The remainder of this paper is organized as follows. In Sect. 2, we present a literature review on some topics related to this work as methods for tactical asset allocation, stock correlation analyzes, and stock networks. In Sect. 3, we detail the SNPA algorithm. In Sect. 4, we conduct some analysis with the hyperparameters of the model. Section 5 we describe the portfolio strategies found in the literature and used in the present work to compare with the proposed algorithm. The performance metrics used in the comparisons are also presented. We present and discuss the result of experiments in Sect. 6. Finally, Sect. 7 concludes the paper.

2 Related Works

Network analysis is commonly used to describe the characteristics or behavior of complex networks. Some research has been conducted to model the stock market using networks [15], where the stock market is presented through a minimal spanning tree (MST) obtained from the matrix of correlation coefficients calculated between all pairs of stocks in a portfolio, considering stock returns. MST-type networks have also been implemented to demonstrate the impact of the new coronavirus pandemic on the financial market [26].

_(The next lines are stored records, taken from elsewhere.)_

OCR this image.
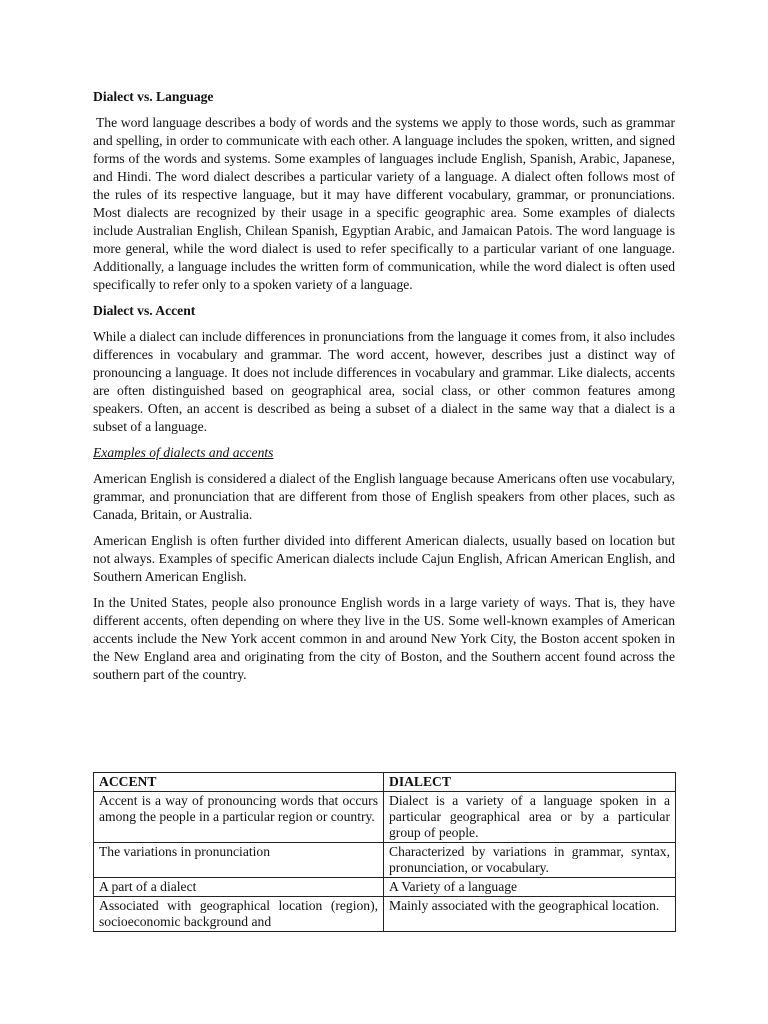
Dialect vs. Language

The word language describes a body of words and the systems we apply to those words, such as grammar and spelling, in order to communicate with each other. A language includes the spoken, written, and signed forms of the words and systems. Some examples of languages include English, Spanish, Arabic, Japanese, and Hindi. The word dialect describes a particular variety of a language. A dialect often follows most of the rules of its respective language, but it may have different vocabulary, grammar, or pronunciations. Most dialects are recognized by their usage in a specific geographic area. Some examples of dialects include Australian English, Chilean Spanish, Egyptian Arabic, and Jamaican Patois. The word language is more general, while the word dialect is used to refer specifically to a particular variant of one language. Additionally, a language includes the written form of communication, while the word dialect is often used specifically to refer only to a spoken variety of a language.

Dialect vs. Accent

While a dialect can include differences in pronunciations from the language it comes from, it also includes differences in vocabulary and grammar. The word accent, however, describes just a distinct way of pronouncing a language. It does not include differences in vocabulary and grammar. Like dialects, accents are often distinguished based on geographical area, social class, or other common features among speakers. Often, an accent is described as being a subset of a dialect in the same way that a dialect is a subset of a language.

Examples of dialects and accents

American English is considered a dialect of the English language because Americans often use vocabulary, grammar, and pronunciation that are different from those of English speakers from other places, such as Canada, Britain, or Australia.

American English is often further divided into different American dialects, usually based on location but not always. Examples of specific American dialects include Cajun English, African American English, and Southern American English.

In the United States, people also pronounce English words in a large variety of ways. That is, they have different accents, often depending on where they live in the US. Some well-known examples of American accents include the New York accent common in and around New York City, the Boston accent spoken in the New England area and originating from the city of Boston, and the Southern accent found across the southern part of the country.

ACCENT	DIALECT
Accent is a way of pronouncing words that occurs among the people in a particular region or country.	Dialect is a variety of a language spoken in a particular geographical area or by a particular group of people.
The variations in pronunciation	Characterized by variations in grammar, syntax, pronunciation, or vocabulary.
A part of a dialect	A Variety of a language

Associated with geographical location (region), socioeconomic background and	Mainly associated with the geographical location.
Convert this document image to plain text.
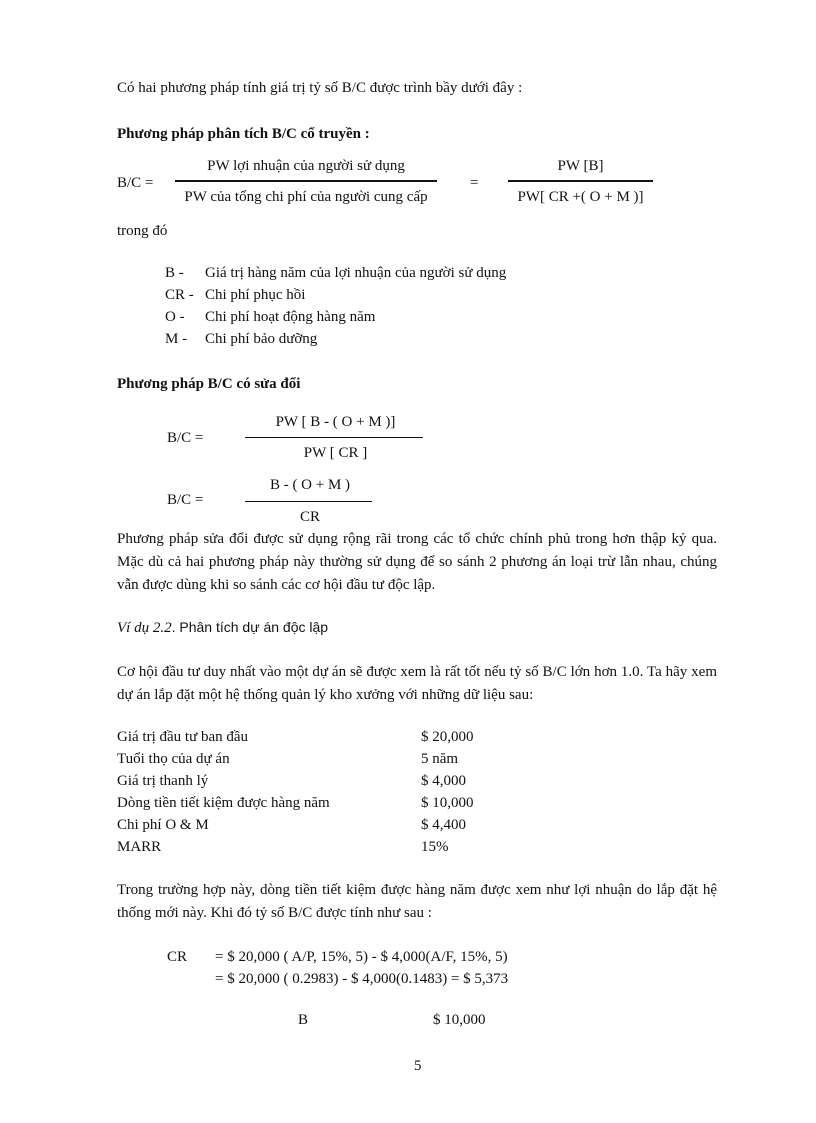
Có hai phương pháp tính giá trị tỷ số B/C được trình bầy dưới đây :
Phương pháp phân tích B/C cổ truyền :
B/C =
PW lợi nhuận của người sử dụng
PW của tổng chi phí của người cung cấp
=
PW [B]
PW[ CR +( O + M )]
trong đó
B - Giá trị hàng năm của lợi nhuận của người sử dụng
CR - Chi phí phục hồi
O - Chi phí hoạt động hàng năm
M - Chi phí bảo dưỡng
Phương pháp B/C có sửa đổi
B/C =
PW [ B - ( O + M )]
PW [ CR ]
B/C =
B - ( O + M )
CR
Phương pháp sửa đổi được sử dụng rộng rãi trong các tổ chức chính phủ trong hơn thập kỷ qua. Mặc dù cả hai phương pháp này thường sử dụng để so sánh 2 phương án loại trừ lẫn nhau, chúng vẫn được dùng khi so sánh các cơ hội đầu tư độc lập.
Ví dụ 2.2. Phân tích dự án độc lập
Cơ hội đầu tư duy nhất vào một dự án sẽ được xem là rất tốt nếu tỷ số B/C lớn hơn 1.0. Ta hãy xem dự án lắp đặt một hệ thống quản lý kho xưởng với những dữ liệu sau:
Giá trị đầu tư ban đầu	$ 20,000
Tuổi thọ của dự án	5 năm
Giá trị thanh lý	$ 4,000
Dòng tiền tiết kiệm được hàng năm	$ 10,000
Chi phí O & M	$ 4,400
MARR	15%
Trong trường hợp này, dòng tiền tiết kiệm được hàng năm được xem như lợi nhuận do lắp đặt hệ thống mới này. Khi đó tỷ số B/C được tính như sau :
CR = $ 20,000 ( A/P, 15%, 5) - $ 4,000(A/F, 15%, 5)
= $ 20,000 ( 0.2983) - $ 4,000(0.1483) = $ 5,373
B	$ 10,000
5
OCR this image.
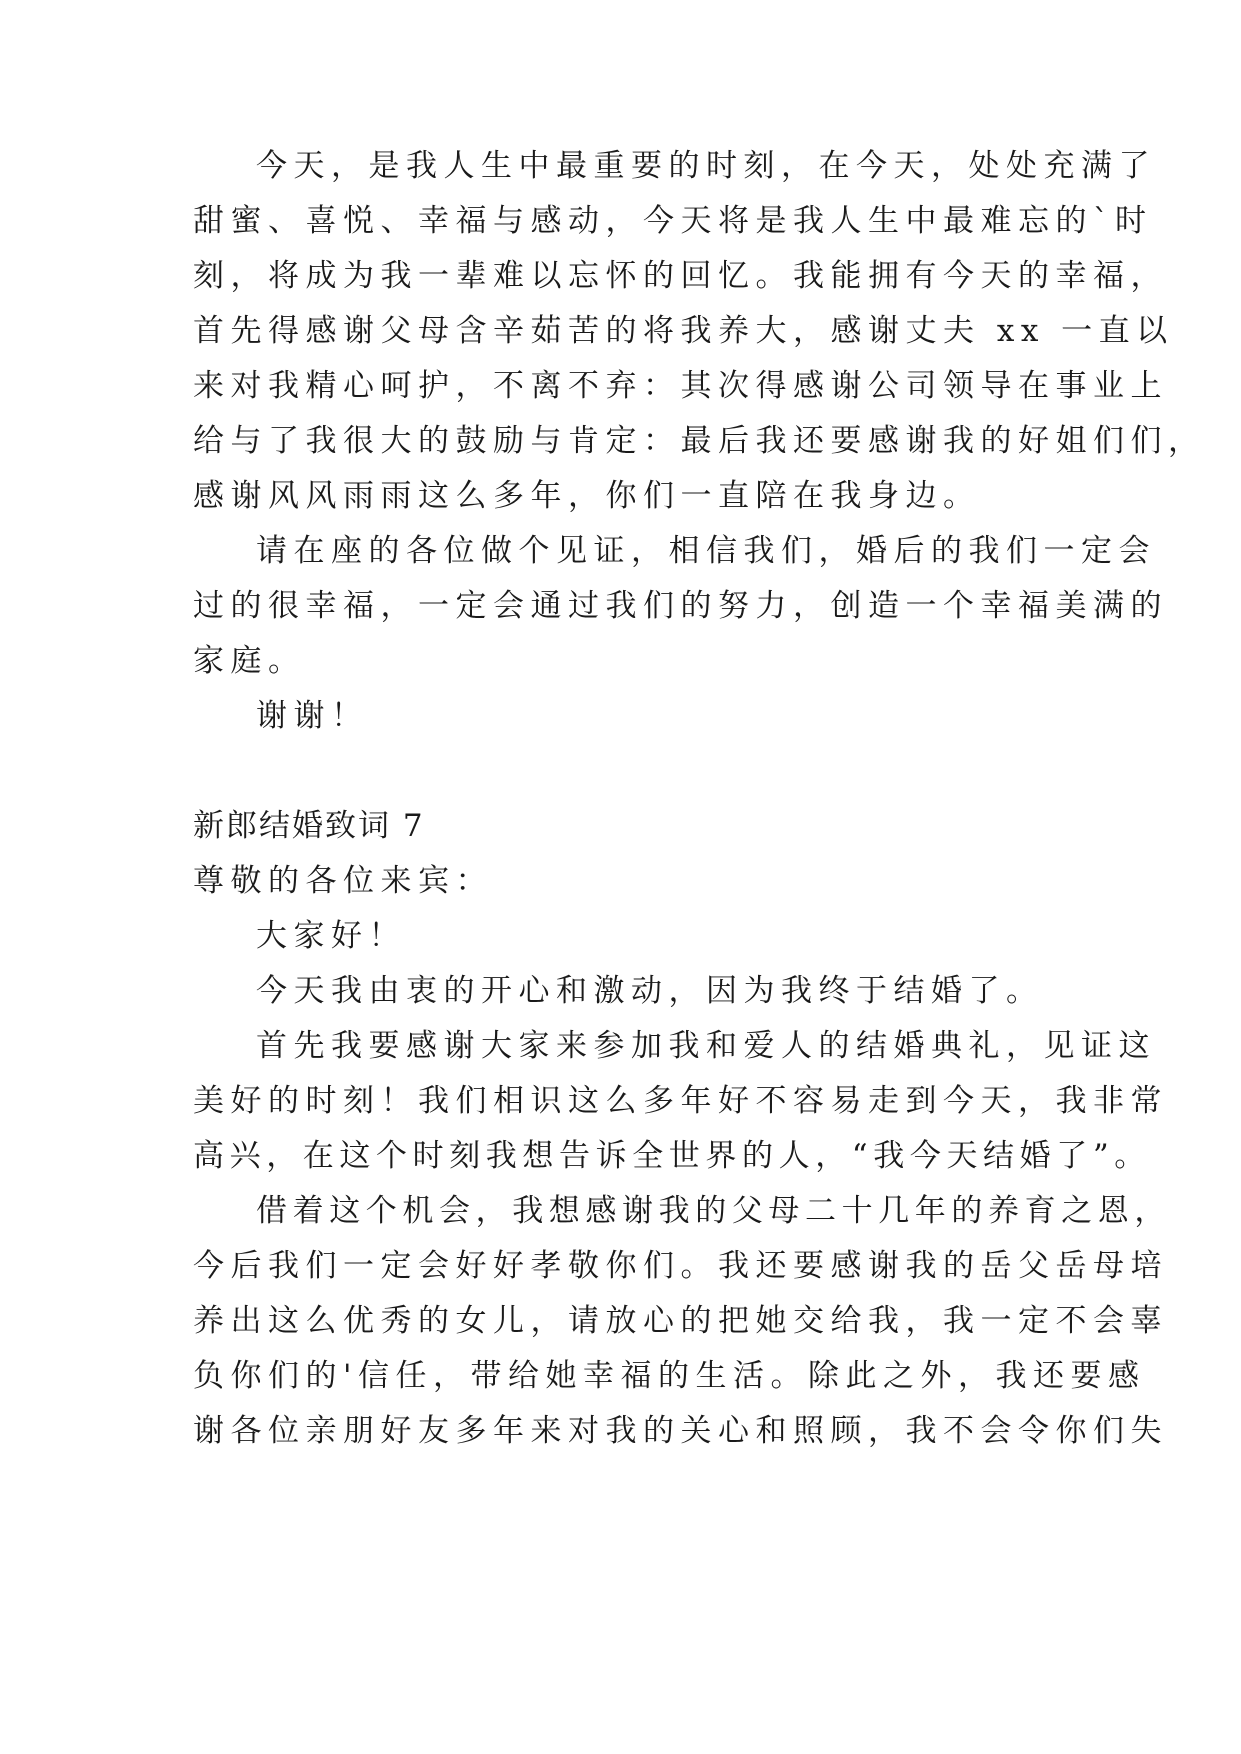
今天，是我人生中最重要的时刻，在今天，处处充满了
甜蜜、喜悦、幸福与感动，今天将是我人生中最难忘的`时
刻，将成为我一辈难以忘怀的回忆。我能拥有今天的幸福，
首先得感谢父母含辛茹苦的将我养大，感谢丈夫 xx 一直以
来对我精心呵护，不离不弃：其次得感谢公司领导在事业上
给与了我很大的鼓励与肯定：最后我还要感谢我的好姐们们，
感谢风风雨雨这么多年，你们一直陪在我身边。
请在座的各位做个见证，相信我们，婚后的我们一定会
过的很幸福，一定会通过我们的努力，创造一个幸福美满的
家庭。
谢谢！
新郎结婚致词 7
尊敬的各位来宾：
大家好！
今天我由衷的开心和激动，因为我终于结婚了。
首先我要感谢大家来参加我和爱人的结婚典礼，见证这
美好的时刻！我们相识这么多年好不容易走到今天，我非常
高兴，在这个时刻我想告诉全世界的人，“我今天结婚了”。
借着这个机会，我想感谢我的父母二十几年的养育之恩，
今后我们一定会好好孝敬你们。我还要感谢我的岳父岳母培
养出这么优秀的女儿，请放心的把她交给我，我一定不会辜
负你们的'信任，带给她幸福的生活。除此之外，我还要感
谢各位亲朋好友多年来对我的关心和照顾，我不会令你们失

George and Changat [7] emphasize that stock network analysis can play an important role in the stock market study. They created a network of stocks with a set of data from the period of one year, their objective was to identify the structural properties of the market. His work was able to reveal important inputs for decision making, such as, for example, creating a portfolio of more relevant sectors.

Ben-Jacob et al. [20] analyzed stock index correlations, nested stock correlations, and correlations after subtraction of the index return from the stocks’ returns, they showed that the behavior of the stock market could not be understood and predicted only based on individual stocks; rather, system-level analysis methods need to be devised to analyze the stock market as a whole. Kim and Jeong [8] proposed improved methods to identify stock groups using the correlation matrix of stock price changes, they identified the multiple groups of stocks from the empirical correlation matrix of stock price changes in the New York Stock Exchange.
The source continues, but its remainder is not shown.